Fundamentals of Data Engineering
Analytics Solution Architectures / Data at Scale Concerns and Tradeoffs / Distributed Data Processing / Relational Databases / Graph Databases / Streaming Data Applications / Cube Technology
Python / Relational databases / Hadoop / Map reduce / Spark / Cloud Computing (AWS)
Mark Mims and Taylor Martin
Storing, managing, and processing datasets are foundational to both applied computer science and data science. Indeed, successful deployment of data science in any organization is closely tied to how data is stored and processed. This course introduces the fundamentals of data storage, retrieval, and processing systems in the context of common data analytics processing needs. As these fundamentals are introduced, representative technologies will be used to illustrate how to construct storage and processing architectures. This course aims to provide a set of “building blocks” by which one can construct a complete architecture for storing and processing data. The course will examine how technical architectures vary depending on the problem to be solved and the reliability and freshness of the result.

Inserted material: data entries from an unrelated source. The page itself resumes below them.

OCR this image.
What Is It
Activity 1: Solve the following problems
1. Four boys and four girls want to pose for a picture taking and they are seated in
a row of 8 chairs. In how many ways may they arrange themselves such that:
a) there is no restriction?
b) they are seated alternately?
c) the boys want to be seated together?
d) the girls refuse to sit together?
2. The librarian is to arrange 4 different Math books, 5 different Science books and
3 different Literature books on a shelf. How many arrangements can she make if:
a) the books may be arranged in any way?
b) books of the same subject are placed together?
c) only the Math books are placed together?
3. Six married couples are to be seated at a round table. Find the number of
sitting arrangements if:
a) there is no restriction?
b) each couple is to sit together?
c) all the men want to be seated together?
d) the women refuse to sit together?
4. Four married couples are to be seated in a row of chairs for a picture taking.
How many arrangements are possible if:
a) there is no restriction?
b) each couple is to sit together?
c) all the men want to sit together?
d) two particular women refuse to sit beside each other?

The course considers the complete breadth of technology choices. The content spans from traditional databases and business warehouse architectures, so-called big-data architectures, to streaming analytics solutions and graph processing. Students will consider both small and large datasets because both are equally important and both justify different trade-offs. Exercises and examples will consider both simple and complex data structures, as well as data that is both clean and structured and dirty and unstructured.